A further embodiment in accordance with the disclosure includes an apparatus or a system configured to transmit a computer program for performing at least one of the methods described herein to a receiver. The transmission may be electronic or optical, for example. The receiver may be a computer, a mobile device, a memory device or a similar device, for example. The apparatus or the system may include a file server for transmitting the computer program to the receiver, for example.

In some embodiments, a programmable logic device (for example a field programmable gate array, FPGA) may be used to perform some or all of the functionalities of the methods described herein. In some embodiments, a field programmable gate array may cooperate with a microprocessor in order to perform one of the methods described herein. Generally, the methods are preferably performed by any hardware apparatus. This can be a universally applicable hardware, such as a computer processor (CPU) or hardware specific for the method, such as ASIC.

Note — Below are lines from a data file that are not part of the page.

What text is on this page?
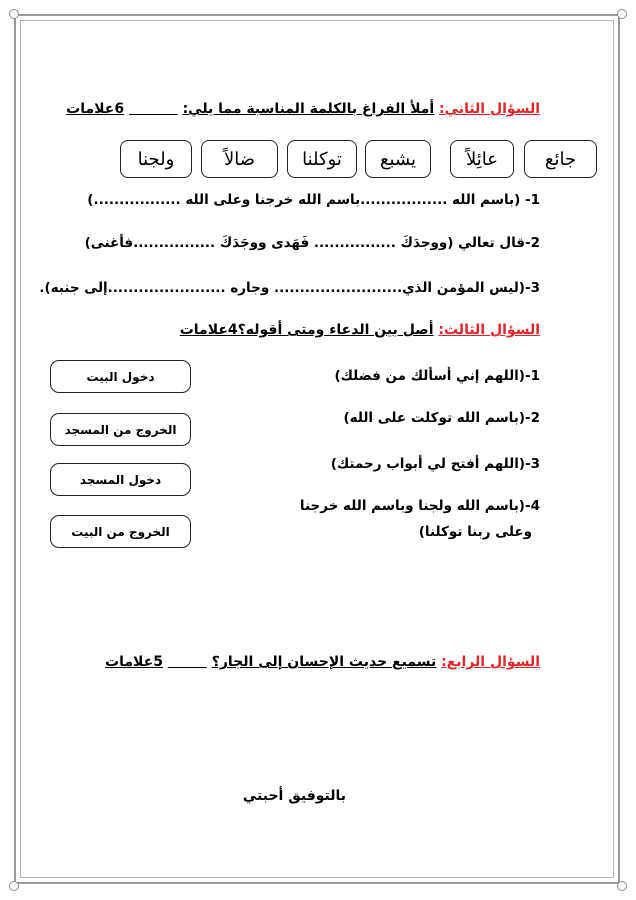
السؤال الثاني: أملأ الفراغ بالكلمة المناسبة مما يلي:            6علامات
جائع
عائِلاً
يشبع
توكلنا
ضالاً
ولجنا
1- (باسم الله .................باسم الله خرجنا وعلى الله .................)
2-قال تعالي (ووجدَكَ ................ فَهَدى ووجَدَكَ ................فأغنى)
3-(ليس المؤمن الذي......................... وجاره .......................إلى جنبه).
السؤال الثالث: أصل بين الدعاء ومتى أقوله؟4علامات
1-(اللهم إني أسألك من فضلك)
2-(باسم الله توكلت على الله)
3-(اللهم أفتح لي أبواب رحمتك)
4-(باسم الله ولجنا وباسم الله خرجنا
وعلى ربنا توكلنا)
دخول البيت
الخروج من المسجد
دخول المسجد
الخروج من البيت
السؤال الرابع: تسميع حديث الإحسان إلى الجار؟          5علامات
بالتوفيق أحبتي
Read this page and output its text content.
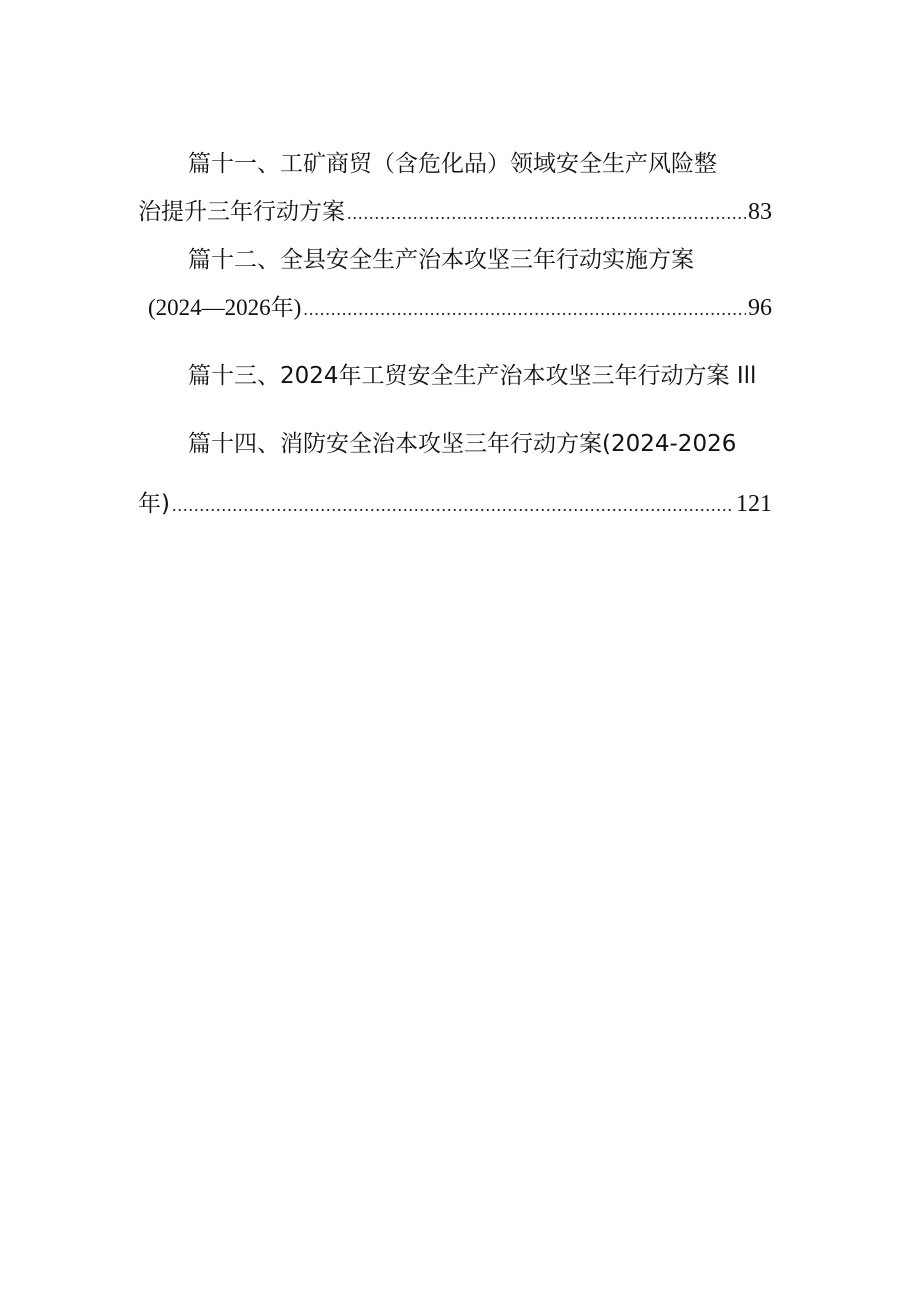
篇十一、工矿商贸（含危化品）领域安全生产风险整
治提升三年行动方案 .....	83
篇十二、全县安全生产治本攻坚三年行动实施方案
(2024—2026年) .....	96
篇十三、2024年工贸安全生产治本攻坚三年行动方案 Ill
篇十四、消防安全治本攻坚三年行动方案(2024-2026
年) .....	121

In the preceding detailed description, various features have been grouped together in examples in part to streamline the disclosure. This type of disclosure should not be interpreted as intending that the claimed examples have more features than are explicitly stated in each claim. Rather, as the following claims reflect, subject matter may be found in fewer than all of the features of a single disclosed example. Consequently, the following claims are hereby incorporated into the detailed description, and each claim may stand as its own separate example. While each claim may stand as its own separate example, it should be noted that although dependent claims in the claims refer back to a specific combination with one or more other claims, other examples also include a combination of dependent claims with the subject matter of any other dependent claim or a combination of any feature with other dependent or independent claims. Such combinations are encompassed unless it is stated that a specific combination is not intended. It is further intended that a combination of features of a claim with any other independent claim is also encompassed, even if that claim is not directly dependent on the independent claim.